2.) How do i find out which all compilers (MSVC, gcc, ARM-RVCT) does support TCO
3.) Assuming some compiler does TCO, we enable it then, What is the way to find out that the compielr has actually done TCO? Will Code size, tell it or Cycles taken to execute it will tell that or both?
-AD
Most compilers support TCO, it is a relatively old technique. As far as how to enable it with a specific compiler, check the documentation for your compilers. gcc will enable the optimization at every optimization level except -O1, I think the specific option for this is -foptimize-sibling-calls. As far as how to tell how/if the compiler is doing TCO, look at the assembler output (gcc -S for example) or disassemble the object code.
Optimization is Compiler specific. Consult the documentation for the various optimization flags for them
You will find that in the Compilers documentation too. If you are curious, you can write a tail recursive function and pass it a big argument, and lookout for a stack-overflow. (tho checking the generated assembler might be a better choice, if you understand the code generated.)
You just use the debugger, and look out the address of function arguments/local variables. If they increase/decrease on each logical frame that the debugger shows (or if it actually only shows one frame, even though you did several calls), you know whether TCO was done or wasn't done.
If you want your compiler to do tail call optimization, just check either
a) the doc of the compiler at which optimization level it will be performed or
b) check the asm, if the function will call itself (you dont even need big asm knowledge to spot the just the symbol of the function again)
If you really really want tail recursion my question would be:
Why dont you perform the tail call removal yourself? It means nothing else than removing the recursion, and if its removable then its not only possible by the compiler on low level but also on algorithmic level by you, that you can programm it direct into your code (it means nothing else than go for a loop instead of a call to yourself).
One way to determine if tail-call is happening is to see if you can force a stack overflow. The following program does not produce a stack overflow using VC++ 2005 Express Edition and, even though its results exceed the capacity of long double rather quickly, you can tell that all of the iterations are being processed when TCO is happening:
/* FibTail.c 0.00 UTF-8 dh:2008-11-23
* --|----1----|----2----|----3----|----4----|----5----|----6----|----*
*
* Demonstrate Fibonacci computation by tail call to see whether it is
* is eliminated through compiler optimization.
*/
#include <stdio.h>
long double fibcycle(long double f0, long double f1, unsigned i)
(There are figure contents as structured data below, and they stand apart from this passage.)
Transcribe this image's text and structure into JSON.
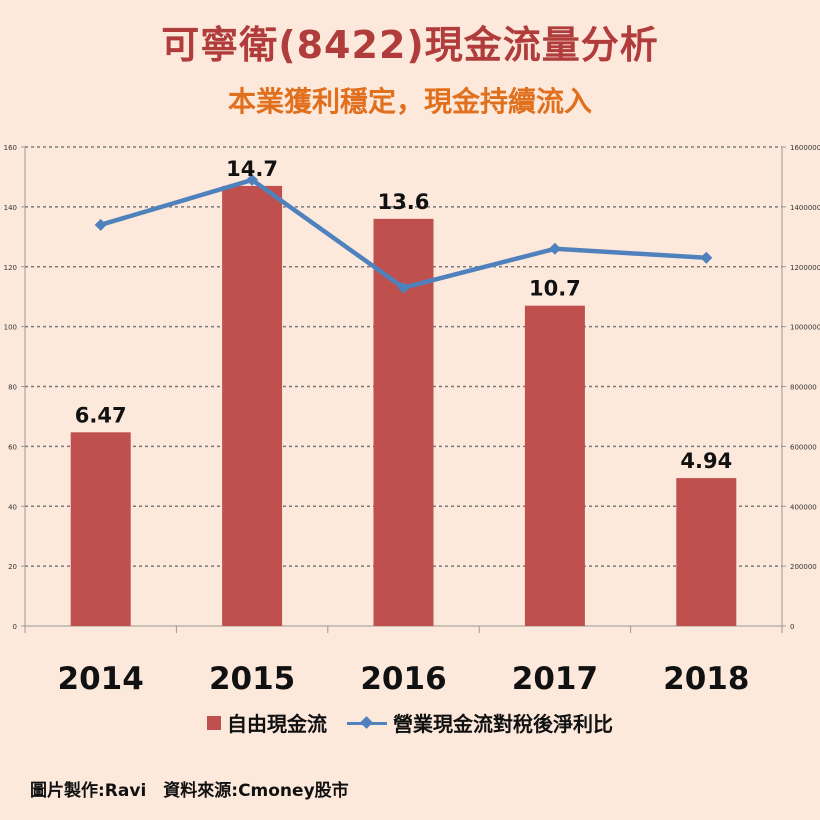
{
  "header": {
    "title": "可寧衛(8422)現金流量分析",
    "subtitle": "本業獲利穩定，現金持續流入"
  },
  "chart_data": {
    "type": "bar",
    "categories": [
      "2014",
      "2015",
      "2016",
      "2017",
      "2018"
    ],
    "series": [
      {
        "name": "自由現金流",
        "type": "bar",
        "axis": "left",
        "values": [
          64.7,
          147,
          136,
          107,
          49.4
        ],
        "labels": [
          "6.47",
          "14.7",
          "13.6",
          "10.7",
          "4.94"
        ],
        "color": "#c0504d"
      },
      {
        "name": "營業現金流對稅後淨利比",
        "type": "line",
        "axis": "right",
        "values": [
          1340000,
          1490000,
          1130000,
          1260000,
          1230000
        ],
        "color": "#4f81bd"
      }
    ],
    "y_left": {
      "min": 0,
      "max": 160,
      "ticks": [
        "0",
        "20",
        "40",
        "60",
        "80",
        "100",
        "120",
        "140",
        "160"
      ]
    },
    "y_right": {
      "min": 0,
      "max": 1600000,
      "ticks": [
        "0",
        "200000",
        "400000",
        "600000",
        "800000",
        "1000000",
        "1200000",
        "1400000",
        "1600000"
      ]
    },
    "grid": true,
    "legend_position": "bottom"
  },
  "footer": {
    "credit": "圖片製作:Ravi　資料來源:Cmoney股市"
  }
}
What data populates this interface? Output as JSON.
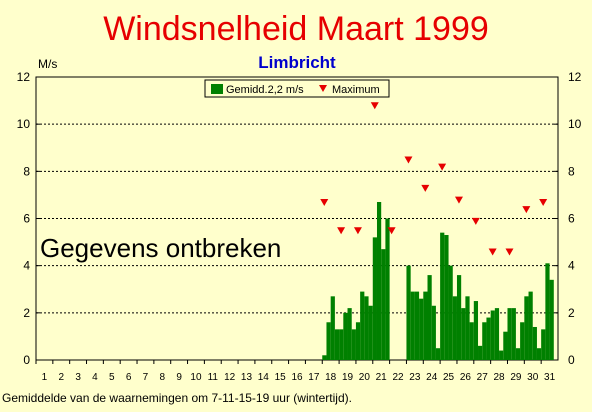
{
  "chart_data": {
    "type": "bar",
    "title": "Windsnelheid Maart 1999",
    "subtitle": "Limbricht",
    "ylabel": "M/s",
    "ylim": [
      0,
      12
    ],
    "yticks": [
      0,
      2,
      4,
      6,
      8,
      10,
      12
    ],
    "xticks": [
      "1",
      "2",
      "3",
      "4",
      "5",
      "6",
      "7",
      "8",
      "9",
      "10",
      "11",
      "12",
      "13",
      "14",
      "15",
      "16",
      "17",
      "18",
      "19",
      "20",
      "21",
      "22",
      "23",
      "24",
      "25",
      "26",
      "27",
      "28",
      "29",
      "30",
      "31"
    ],
    "grid": true,
    "legend_position": "top-center",
    "annotation": "Gegevens ontbreken",
    "footnote": "Gemiddelde van de waarnemingen om 7-11-15-19 uur (wintertijd).",
    "series": [
      {
        "name": "Gemidd.2,2 m/s",
        "type": "bar",
        "color": "#008000",
        "x": [
          18.0,
          18.25,
          18.5,
          18.75,
          19.0,
          19.25,
          19.5,
          19.75,
          20.0,
          20.25,
          20.5,
          20.75,
          21.0,
          21.25,
          21.5,
          21.75,
          23.0,
          23.25,
          23.5,
          23.75,
          24.0,
          24.25,
          24.5,
          24.75,
          25.0,
          25.25,
          25.5,
          25.75,
          26.0,
          26.25,
          26.5,
          26.75,
          27.0,
          27.25,
          27.5,
          27.75,
          28.0,
          28.25,
          28.5,
          28.75,
          29.0,
          29.25,
          29.5,
          29.75,
          30.0,
          30.25,
          30.5,
          30.75,
          31.0,
          31.25,
          31.5
        ],
        "values": [
          0.2,
          1.6,
          2.7,
          1.3,
          1.3,
          2.0,
          2.2,
          1.3,
          1.6,
          2.9,
          2.7,
          2.3,
          5.2,
          6.7,
          4.7,
          6.0,
          4.0,
          2.9,
          2.9,
          2.6,
          2.9,
          3.6,
          2.3,
          0.5,
          5.4,
          5.3,
          4.0,
          2.7,
          3.6,
          2.2,
          2.7,
          1.6,
          2.5,
          0.6,
          1.6,
          1.8,
          2.1,
          2.2,
          0.4,
          1.2,
          2.2,
          2.2,
          0.5,
          1.6,
          2.7,
          2.9,
          1.4,
          0.5,
          1.3,
          4.1,
          3.4
        ]
      },
      {
        "name": "Maximum",
        "type": "scatter",
        "marker": "triangle-down",
        "color": "#e60000",
        "x": [
          18,
          19,
          20,
          21,
          22,
          23,
          24,
          25,
          26,
          27,
          28,
          29,
          30,
          31
        ],
        "values": [
          6.7,
          5.5,
          5.5,
          10.8,
          5.5,
          8.5,
          7.3,
          8.2,
          6.8,
          5.9,
          4.6,
          4.6,
          6.4,
          6.7
        ]
      }
    ]
  }
}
{ /* accumulate successive fib(n-i) values by tail calls */
if (i == 0) return f1;
return fibcycle(f1, f0+f1, --i);
}
long double fib(unsigned n)
{ /* the basic fib(n) setup and return. */
return fibcycle(1.0, 0.0, n);
}
int main(int argc, char* argv[ ])
{ /* compute some fibs until something breaks */
int i;
printf("\n i fib(i)\n\n");
for (i = 1; i > 0; i+=i)
{ /* Do for powers of 2 until i flips negative
or stack overflow, whichever comes first */
printf("%12d %30.20LG \n", i, fib((unsigned) i) );
}
printf("\n\n");
return 0;
}
Notice, however, that the simplifications to make a pure tail-call in fibcycle is tantamount to figuring out an interative version that doesn't do a tail-call at all (and will work with or without TCO in the compiler.
It might be interesting to experiment in order to see how well the TCO can find optimizations that are not already near-optimal and easily replaced by iterations.